Hahaha. It’s funny. Should I wait till you guys stop clutching your stomachs with all that laughing…or as an attempt to control your nausea?
Though, my tryst with Tinder didn’t really last long- I was off it after a couple of hours. I joined the popular dating app as part of a dare defined by stupidity that’s almost exclusive to my friends, and I found a strange appeal to it.
We get to choose the side of us that people see and judge: for example, my Tinder profile says nothing about my love for Taylor Swift, bad Rom Coms, and 19th-century romantic literature. I don’t want to be ‘that girl.

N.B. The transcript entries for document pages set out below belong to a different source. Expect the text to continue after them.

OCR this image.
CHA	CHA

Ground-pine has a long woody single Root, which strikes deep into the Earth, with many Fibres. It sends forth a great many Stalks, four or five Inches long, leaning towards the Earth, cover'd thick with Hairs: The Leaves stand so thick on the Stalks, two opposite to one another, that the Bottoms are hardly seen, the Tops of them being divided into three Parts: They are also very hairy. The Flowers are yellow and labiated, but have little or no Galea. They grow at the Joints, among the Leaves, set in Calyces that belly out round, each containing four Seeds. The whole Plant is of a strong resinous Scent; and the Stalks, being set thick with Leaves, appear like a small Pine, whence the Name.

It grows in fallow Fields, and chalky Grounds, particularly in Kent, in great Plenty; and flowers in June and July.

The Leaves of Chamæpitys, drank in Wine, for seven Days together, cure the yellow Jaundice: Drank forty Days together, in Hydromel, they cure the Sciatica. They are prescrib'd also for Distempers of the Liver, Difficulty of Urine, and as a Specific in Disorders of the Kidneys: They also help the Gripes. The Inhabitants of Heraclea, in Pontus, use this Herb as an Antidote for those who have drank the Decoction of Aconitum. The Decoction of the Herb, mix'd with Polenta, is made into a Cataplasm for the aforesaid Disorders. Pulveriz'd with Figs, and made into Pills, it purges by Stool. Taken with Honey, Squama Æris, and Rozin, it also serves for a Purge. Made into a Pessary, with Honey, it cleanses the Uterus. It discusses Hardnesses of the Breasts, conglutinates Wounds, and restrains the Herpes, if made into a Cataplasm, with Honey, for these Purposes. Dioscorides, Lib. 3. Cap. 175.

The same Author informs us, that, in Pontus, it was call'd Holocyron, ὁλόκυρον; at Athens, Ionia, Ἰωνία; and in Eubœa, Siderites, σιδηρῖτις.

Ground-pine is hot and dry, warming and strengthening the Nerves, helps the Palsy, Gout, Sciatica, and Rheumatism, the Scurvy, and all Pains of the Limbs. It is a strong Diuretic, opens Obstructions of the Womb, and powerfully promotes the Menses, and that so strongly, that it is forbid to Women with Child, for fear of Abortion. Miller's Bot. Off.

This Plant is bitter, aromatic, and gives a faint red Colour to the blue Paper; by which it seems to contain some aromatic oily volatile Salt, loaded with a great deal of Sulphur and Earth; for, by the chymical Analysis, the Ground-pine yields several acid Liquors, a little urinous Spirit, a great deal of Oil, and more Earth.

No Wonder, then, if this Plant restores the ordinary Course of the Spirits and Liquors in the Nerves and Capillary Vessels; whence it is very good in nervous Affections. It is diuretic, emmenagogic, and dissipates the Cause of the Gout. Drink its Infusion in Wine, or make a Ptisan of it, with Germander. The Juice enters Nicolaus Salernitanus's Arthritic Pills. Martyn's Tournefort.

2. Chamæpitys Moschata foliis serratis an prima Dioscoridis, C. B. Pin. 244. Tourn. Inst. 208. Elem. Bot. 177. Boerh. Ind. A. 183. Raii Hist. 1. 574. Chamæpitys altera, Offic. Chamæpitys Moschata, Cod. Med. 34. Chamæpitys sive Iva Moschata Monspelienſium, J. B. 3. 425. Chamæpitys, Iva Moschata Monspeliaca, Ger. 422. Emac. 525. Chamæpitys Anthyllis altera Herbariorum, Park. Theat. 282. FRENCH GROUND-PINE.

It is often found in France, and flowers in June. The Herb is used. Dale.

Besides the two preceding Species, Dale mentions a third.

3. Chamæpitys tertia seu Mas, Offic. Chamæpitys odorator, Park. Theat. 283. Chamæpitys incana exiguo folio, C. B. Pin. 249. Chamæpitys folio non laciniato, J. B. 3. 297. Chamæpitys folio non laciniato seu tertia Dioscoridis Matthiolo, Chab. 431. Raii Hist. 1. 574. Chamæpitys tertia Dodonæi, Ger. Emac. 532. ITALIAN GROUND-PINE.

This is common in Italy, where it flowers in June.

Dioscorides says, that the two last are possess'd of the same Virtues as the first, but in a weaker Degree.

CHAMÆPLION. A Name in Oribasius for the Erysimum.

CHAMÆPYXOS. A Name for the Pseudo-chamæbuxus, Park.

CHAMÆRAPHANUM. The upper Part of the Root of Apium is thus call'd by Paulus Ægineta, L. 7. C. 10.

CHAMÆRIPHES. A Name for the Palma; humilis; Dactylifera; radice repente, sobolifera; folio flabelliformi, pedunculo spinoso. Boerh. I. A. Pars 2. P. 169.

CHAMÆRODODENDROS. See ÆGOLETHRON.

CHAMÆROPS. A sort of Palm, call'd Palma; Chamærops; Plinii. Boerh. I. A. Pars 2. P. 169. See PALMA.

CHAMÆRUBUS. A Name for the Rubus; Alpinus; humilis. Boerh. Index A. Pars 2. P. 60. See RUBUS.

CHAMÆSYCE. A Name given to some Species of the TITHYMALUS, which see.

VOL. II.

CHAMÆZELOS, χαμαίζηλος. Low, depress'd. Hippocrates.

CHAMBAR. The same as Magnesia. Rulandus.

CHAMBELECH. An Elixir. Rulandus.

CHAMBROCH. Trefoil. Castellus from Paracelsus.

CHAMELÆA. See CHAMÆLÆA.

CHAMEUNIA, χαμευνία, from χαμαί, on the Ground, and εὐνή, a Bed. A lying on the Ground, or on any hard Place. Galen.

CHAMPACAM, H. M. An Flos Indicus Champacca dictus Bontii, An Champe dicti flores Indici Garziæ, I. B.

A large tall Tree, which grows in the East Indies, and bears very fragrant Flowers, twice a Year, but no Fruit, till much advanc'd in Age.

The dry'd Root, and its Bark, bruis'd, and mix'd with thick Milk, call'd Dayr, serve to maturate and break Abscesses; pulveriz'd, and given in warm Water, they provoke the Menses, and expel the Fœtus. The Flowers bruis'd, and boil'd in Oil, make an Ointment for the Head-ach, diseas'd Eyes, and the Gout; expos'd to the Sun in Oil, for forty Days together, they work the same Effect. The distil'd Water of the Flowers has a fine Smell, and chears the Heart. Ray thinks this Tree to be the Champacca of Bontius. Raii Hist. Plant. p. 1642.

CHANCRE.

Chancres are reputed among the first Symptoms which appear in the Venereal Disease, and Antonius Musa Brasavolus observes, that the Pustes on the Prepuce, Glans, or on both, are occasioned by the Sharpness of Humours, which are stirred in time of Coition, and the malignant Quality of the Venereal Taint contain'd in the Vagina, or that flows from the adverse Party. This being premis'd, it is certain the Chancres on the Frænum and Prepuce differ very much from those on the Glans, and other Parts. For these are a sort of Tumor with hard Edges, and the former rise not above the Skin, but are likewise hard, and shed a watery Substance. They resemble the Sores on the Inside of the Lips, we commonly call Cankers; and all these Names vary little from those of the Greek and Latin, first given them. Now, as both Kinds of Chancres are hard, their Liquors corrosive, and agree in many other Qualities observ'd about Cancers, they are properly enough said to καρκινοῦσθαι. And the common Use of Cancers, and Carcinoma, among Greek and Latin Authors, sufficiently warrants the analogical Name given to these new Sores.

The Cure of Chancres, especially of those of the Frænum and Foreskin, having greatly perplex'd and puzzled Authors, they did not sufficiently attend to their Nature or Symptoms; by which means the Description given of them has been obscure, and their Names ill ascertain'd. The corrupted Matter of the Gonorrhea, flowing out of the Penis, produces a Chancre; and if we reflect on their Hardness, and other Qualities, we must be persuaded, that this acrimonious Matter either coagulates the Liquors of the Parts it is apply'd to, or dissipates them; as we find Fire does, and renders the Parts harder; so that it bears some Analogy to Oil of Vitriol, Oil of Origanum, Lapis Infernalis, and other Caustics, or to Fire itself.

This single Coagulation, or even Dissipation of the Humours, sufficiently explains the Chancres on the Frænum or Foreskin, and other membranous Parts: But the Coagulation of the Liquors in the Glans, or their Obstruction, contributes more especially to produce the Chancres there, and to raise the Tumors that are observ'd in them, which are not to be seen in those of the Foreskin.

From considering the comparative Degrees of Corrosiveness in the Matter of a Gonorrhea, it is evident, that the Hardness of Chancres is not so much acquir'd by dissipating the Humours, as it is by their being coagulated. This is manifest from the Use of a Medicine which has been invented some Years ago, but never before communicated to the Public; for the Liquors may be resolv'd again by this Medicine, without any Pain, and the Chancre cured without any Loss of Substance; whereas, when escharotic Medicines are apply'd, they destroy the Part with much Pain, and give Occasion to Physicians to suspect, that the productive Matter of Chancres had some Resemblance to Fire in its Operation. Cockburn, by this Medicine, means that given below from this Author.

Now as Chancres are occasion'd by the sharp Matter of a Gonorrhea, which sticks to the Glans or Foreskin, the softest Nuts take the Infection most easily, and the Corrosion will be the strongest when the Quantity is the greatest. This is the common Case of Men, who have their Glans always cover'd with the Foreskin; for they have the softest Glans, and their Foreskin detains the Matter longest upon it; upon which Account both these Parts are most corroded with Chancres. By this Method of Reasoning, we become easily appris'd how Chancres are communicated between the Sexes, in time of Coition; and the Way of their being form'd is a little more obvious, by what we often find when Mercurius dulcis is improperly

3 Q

Instead, my bio says that I’m a feminist, an animal lover. I’m smart. I like reading. The type of stuff you wish you could hint at when you’re talking to a cute guy in a club instead of just blushing and staring at your awkwardly small hands (yes, I may or may not have awkwardly small hands). We create a ‘tinder personality.’ A personality we wish that people would know us by.
I also realized that the guys on Tinder often belong to various ‘groups’ that are defined by their Tinder personalities. They can be divided into a couple of broad categories (as can the girls. Or…you know…people in general). And I have decided that listing them out is extremely important. I also think that talking about why my cats ignore me is extremely important. Clearly, I don’t prioritize trivial stuff.
- The Tortured Artist: You know the type. The Byronic hero. The guy who might as well have a handbook on getting girls to fall for him. Decent looking- check. A sense of depth beneath the facade of general coolness? Check. A musician/writer/poet/ reader of great books? Check.
- He’s just damaged enough to show that he’s a bit of a rebel, but not too damaged, not the crazy scary dude on the streets damaged. You know that if y’all actually met in person, as strangers, you’d probably smile awkwardly, ramble on about random books, and start singing Taylor Swift’s ‘I knew You Were Trouble When You Walked In’ in your head.
- And then you remember how incredibly untidy Taylor’s hair was in that video and how her character obviously forgot to condition it with all that ‘trouble.’ Then, suddenly, you’re glad you guys aren’t in the same room. He’s smooth as hell, and you know his lines have been repeated to multiples girls, but honestly, it doesn’t matter.
- Because it’s fun, plus, if you’re lucky, your reading list is suddenly much longer, you hear of new poets, and your taste in music gets infinitely better. Also, the best part? He flatters you without overdoing it.
- The sweet guy: The guy who might as well be dipped in sugar syrup. He’ll throw lines like, “it doesn’t matter if I’m never gonna get any action with you; you’re honestly extremely fun to talk to.” He doesn’t throw around funny LOL answers like Mr. Tortured Artist, but he makes you feel like…like…maybe the cliché about guys is just that? A cliche? He also never hits on you after you tell him to back off. He’s the type of guy Tinder, nay, the world needs more of.
- The seeming soulmate- The nice guy who seems to have it all. Except when you actually start talking, you have absolutely nothing in common. Nothing. I want to elaborate on it, except there’s literally nothing to write about. There’s just general…awkwardness.
- The over-sharer: 5 minutes into the conversation, and you know about his last relationship, even though you didn’t ask, and you don’t really care. He types soliloquies, and you type “K”s. It’s like he’s decided that a random chick on Tinder is his therapist, and suddenly, you’re wishing you were getting paid.
- The track-downer: The guy who’ll track you down on Facebook/Twitter/Instagram when he didn’t get a match and expect you to get flattered by his perseverance. A note to every guy and girl out there- tracking a person from tinder down and Facebooking them without their explicit permission is not flattering or cute. It’s scary and creepy.
- The star-crossed soul mate: Dramatic, right? But true. Every once in a while, you come across the guy who…has it all. He’s not bad-looking. He’s a cat person. He’s a literature major.
- Except, cruel, cruel Tinder has decided to let him show up in your stack right before you decide to delete your account, but you swipe right anyway, hoping you don’t match so that you don’t have to feel bad about deleting the app.
- But you do. And you want to meet the makers of the app and throw random stuff at them for fun. So you go ahead and delete the app anyway because you’re an idiot, while dramatically thinking, “The fault, dear Brutus, is not in ourselves, but in our Tinder stars,” and singing a bad Taylor Swift song.